Structure-mediated mutagenesis can be influenced by the orientation of the sequence. The expansion of (GAA·TTC)n
triplet repeat sequences within the FRDA
gene responsible for Friedreich’s ataxia has been ascribed to triplex formation in the nascent strand and pausing of replication machinery, leading to polymerase misalignment. [49
]. These triplet repeat sequences may also undergo deletion due to structure formation in the template strand [50
], absorbing negative superhelical tension [51
]. We found both complete and partial deletions when a Pu·Py tract was inserted into the CAT gene of pBR325. The two to three log order difference between orientations of the tract suggest that mutagenic triplex forms preferentially when the polypyrimidine sequence is in the leading strand, similar to hairpin formation studied by Sinden et al in this system [32
]. Furthermore, the nature of mutations as shown in Table 1 suggests that when triplex forms in this unidirectional plasmid in the leading strand, partial deletions occur. Loss of RecQ helicase did not appear to increase reversion rate above that of RecQ+
bacteria, but due to the nature of the assay out-of-frame deletions would remain chloramphenicol-sensitive and be undetected.
We detected a decreased expression of lambda repressor in the plasmid containing the Pu·Py tract in one orientation (pFLR), preventing its use in reversion analysis. This orientation-specific effect may be the result of the formation of replication-stalling structures by the tract, biasing the direction of replication of the pUC-based plasmid to preferentially create a “head-on” collision of the replication fork with elongating transcription machinery [52
]. This hypothesis is supported by the persistence of the effect on lambda repressor expression independent of distance from the promoter/lambda repressor cassette, and restoration of kanamycin sensitivity and thus lambda repressor expression with removal of the tract, as well as placing the sequence downstream of the repressor gene. An alternative explanation of this orientation-specific suppression of lambda repressor expression is the production of non-coding regulatory RNA (reviewed in reference [54
]) or the cryptic presence of a clustered regularly interspaced palindromic repeat (CRISPR) sequence [55
] from within adjacent pUC backbone. Deletion of the pUC backbone between the Pu·Py tract and the beta-lactamase gene of pFLR did not alter the orientation-specific effect (data not shown), suggesting that this possibility is unlikely. The expression of other plasmid-encoded proteins such as beta-lactamase (), plasmid copy number, methylation, and organism growth rates (data not shown) were also found to be similar between the different plasmids.

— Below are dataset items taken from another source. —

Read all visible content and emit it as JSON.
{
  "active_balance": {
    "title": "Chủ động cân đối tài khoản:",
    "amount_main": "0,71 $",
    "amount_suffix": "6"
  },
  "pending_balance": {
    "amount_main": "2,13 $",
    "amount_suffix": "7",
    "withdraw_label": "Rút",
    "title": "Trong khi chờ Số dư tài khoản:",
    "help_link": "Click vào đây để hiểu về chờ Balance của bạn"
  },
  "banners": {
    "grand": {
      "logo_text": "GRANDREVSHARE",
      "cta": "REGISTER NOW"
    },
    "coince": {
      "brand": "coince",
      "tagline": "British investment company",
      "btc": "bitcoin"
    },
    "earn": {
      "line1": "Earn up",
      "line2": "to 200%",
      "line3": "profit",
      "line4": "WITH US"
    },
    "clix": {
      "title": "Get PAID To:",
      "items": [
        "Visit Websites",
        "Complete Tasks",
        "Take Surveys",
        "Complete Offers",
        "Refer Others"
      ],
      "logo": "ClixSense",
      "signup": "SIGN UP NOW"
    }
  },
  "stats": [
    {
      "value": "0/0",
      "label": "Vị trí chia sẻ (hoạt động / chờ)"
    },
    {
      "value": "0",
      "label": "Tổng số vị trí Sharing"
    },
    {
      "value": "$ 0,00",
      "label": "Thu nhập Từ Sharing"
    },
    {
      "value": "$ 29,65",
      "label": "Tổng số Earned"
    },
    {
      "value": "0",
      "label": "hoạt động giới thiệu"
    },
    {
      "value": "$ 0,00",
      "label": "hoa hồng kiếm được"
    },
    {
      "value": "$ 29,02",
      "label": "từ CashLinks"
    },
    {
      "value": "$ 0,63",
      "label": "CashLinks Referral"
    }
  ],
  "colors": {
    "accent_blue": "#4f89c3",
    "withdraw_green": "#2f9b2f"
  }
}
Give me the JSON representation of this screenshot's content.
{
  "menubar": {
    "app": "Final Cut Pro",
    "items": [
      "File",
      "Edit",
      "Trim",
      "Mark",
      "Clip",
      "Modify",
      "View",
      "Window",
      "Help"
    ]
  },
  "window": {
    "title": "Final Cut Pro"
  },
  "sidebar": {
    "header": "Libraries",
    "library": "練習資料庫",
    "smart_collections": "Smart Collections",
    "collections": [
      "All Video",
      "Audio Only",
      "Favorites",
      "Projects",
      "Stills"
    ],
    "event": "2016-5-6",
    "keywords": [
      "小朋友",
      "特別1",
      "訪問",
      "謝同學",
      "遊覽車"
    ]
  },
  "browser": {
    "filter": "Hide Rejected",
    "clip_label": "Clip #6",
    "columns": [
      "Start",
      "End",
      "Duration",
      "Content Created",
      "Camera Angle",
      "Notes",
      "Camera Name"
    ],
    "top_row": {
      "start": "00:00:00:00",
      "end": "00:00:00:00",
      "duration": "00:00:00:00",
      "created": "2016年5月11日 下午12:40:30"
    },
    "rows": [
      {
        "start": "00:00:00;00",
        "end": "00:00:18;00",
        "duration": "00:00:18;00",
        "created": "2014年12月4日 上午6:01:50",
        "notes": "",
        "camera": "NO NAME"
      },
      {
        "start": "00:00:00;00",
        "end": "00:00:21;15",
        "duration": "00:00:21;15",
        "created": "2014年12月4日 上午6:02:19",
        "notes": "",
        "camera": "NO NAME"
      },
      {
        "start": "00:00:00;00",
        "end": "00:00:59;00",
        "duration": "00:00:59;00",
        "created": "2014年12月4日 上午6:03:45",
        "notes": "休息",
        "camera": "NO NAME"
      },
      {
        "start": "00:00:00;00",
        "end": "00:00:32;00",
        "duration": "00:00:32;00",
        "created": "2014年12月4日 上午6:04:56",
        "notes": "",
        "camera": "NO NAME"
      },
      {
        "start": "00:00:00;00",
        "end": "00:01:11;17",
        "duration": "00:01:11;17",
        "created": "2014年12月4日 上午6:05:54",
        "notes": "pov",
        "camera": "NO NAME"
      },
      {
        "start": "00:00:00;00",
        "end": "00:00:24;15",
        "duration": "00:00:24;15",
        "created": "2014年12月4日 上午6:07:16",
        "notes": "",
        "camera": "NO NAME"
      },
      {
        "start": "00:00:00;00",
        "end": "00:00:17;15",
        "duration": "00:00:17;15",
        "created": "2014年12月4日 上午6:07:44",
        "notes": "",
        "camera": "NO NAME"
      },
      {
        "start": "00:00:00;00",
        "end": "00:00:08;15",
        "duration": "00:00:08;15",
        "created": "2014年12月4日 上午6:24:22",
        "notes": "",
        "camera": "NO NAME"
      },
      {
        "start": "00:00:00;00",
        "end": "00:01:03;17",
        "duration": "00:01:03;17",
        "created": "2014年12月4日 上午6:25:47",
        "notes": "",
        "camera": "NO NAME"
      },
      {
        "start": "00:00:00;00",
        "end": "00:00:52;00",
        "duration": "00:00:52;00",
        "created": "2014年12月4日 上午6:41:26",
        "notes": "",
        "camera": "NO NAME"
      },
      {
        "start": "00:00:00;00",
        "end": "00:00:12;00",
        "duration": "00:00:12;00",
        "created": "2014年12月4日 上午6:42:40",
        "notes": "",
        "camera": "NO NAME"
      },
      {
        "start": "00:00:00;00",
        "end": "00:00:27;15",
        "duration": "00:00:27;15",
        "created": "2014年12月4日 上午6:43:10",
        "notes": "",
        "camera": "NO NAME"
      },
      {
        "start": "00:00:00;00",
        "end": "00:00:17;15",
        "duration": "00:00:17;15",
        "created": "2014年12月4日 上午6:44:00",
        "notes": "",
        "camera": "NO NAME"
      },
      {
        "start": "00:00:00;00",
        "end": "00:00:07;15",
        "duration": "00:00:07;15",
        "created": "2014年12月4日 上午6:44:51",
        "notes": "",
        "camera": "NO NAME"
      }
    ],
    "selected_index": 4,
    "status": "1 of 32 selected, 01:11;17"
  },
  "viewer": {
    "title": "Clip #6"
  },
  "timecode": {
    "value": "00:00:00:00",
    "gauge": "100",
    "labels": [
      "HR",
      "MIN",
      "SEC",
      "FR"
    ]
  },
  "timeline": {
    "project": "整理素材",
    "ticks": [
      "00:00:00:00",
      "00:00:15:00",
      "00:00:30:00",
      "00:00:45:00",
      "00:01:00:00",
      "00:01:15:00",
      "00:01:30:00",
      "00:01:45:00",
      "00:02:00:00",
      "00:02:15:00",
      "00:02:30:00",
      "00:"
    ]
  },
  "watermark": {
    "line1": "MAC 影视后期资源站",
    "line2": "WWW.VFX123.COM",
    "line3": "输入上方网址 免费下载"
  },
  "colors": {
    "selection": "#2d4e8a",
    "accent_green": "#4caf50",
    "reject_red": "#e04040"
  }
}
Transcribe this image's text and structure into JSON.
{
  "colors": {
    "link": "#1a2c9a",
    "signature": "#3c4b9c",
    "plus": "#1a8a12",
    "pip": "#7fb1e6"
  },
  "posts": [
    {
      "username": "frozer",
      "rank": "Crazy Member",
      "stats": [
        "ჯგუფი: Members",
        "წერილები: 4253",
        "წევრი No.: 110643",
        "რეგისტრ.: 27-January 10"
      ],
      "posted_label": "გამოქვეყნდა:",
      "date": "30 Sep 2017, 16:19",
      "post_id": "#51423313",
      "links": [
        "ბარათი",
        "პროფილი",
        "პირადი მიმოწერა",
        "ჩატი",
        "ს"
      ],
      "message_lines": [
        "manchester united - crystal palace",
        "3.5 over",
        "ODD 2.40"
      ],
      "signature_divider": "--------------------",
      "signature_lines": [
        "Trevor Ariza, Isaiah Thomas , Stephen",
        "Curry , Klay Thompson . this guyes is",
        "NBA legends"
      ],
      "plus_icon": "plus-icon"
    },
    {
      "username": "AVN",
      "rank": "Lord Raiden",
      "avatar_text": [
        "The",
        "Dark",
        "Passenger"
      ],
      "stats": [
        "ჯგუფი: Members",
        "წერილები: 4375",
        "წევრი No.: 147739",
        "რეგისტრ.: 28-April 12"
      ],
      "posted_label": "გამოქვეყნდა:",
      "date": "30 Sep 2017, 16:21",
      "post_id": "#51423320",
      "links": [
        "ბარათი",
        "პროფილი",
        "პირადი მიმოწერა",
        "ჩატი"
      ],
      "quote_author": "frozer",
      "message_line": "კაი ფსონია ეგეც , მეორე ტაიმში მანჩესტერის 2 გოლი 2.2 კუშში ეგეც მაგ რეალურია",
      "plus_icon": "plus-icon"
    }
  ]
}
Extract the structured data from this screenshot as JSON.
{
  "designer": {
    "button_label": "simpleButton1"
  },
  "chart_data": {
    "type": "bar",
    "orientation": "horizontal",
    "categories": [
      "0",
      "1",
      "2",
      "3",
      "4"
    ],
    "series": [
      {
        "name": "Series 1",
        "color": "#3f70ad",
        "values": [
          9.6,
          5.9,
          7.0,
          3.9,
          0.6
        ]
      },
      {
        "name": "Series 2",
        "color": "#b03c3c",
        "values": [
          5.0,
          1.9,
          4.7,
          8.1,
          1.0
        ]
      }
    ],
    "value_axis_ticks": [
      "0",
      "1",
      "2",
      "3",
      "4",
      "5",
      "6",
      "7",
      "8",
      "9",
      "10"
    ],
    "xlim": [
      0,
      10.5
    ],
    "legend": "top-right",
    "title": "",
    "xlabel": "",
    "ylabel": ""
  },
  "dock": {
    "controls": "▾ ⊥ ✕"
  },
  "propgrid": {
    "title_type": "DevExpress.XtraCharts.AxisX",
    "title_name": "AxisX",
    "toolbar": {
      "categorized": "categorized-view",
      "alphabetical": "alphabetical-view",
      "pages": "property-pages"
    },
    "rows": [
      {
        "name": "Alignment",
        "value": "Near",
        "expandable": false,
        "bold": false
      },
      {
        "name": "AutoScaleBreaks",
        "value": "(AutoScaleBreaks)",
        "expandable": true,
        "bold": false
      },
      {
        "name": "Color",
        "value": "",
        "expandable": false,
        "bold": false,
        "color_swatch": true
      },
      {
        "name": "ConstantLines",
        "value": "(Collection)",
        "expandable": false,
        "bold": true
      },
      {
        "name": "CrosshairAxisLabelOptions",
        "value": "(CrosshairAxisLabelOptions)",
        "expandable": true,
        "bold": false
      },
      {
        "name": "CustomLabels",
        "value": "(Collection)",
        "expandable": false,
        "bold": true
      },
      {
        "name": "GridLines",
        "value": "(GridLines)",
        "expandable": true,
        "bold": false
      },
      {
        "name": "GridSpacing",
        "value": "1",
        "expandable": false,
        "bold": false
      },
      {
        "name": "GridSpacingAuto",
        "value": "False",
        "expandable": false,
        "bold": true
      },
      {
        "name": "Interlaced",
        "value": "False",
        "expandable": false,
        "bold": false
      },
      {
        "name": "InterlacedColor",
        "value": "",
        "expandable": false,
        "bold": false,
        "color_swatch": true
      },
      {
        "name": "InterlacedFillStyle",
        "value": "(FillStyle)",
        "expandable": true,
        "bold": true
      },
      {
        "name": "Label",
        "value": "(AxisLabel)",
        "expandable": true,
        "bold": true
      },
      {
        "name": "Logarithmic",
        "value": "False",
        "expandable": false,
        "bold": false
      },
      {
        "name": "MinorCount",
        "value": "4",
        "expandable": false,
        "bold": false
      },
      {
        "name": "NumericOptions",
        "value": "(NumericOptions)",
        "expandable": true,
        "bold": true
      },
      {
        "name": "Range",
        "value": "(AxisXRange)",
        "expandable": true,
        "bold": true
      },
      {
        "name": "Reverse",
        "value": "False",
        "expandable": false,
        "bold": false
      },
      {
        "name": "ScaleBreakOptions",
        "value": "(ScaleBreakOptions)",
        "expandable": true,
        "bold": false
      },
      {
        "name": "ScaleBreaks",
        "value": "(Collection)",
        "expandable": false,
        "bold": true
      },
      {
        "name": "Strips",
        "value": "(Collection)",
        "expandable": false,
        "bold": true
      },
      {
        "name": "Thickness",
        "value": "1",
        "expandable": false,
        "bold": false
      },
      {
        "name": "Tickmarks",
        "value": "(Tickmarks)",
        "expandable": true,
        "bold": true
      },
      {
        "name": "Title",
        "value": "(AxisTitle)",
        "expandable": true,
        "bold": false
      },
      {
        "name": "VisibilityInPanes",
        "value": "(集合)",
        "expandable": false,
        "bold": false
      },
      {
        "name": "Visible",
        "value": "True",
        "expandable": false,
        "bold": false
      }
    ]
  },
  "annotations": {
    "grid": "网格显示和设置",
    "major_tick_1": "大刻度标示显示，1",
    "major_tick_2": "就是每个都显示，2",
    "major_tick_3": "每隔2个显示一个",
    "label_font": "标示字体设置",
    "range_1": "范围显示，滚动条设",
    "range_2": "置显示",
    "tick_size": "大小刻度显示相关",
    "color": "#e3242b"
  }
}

In summary, these studies suggest that RecG and RecQ serve distinct roles in maintaining replication fidelity and genomic stability of Pu·Py tracts. Mirror-repeat tracts may require RecQ activity to melt alternative DNA structures such as triplex to prevent fork blockade and sequence-mediated mutagenesis, but a series of these inverted repeats in tandem may provoke replication fork pausing and collapse, necessitating RecG activity to facilitate fork regression to maintain the stability of such large tracts.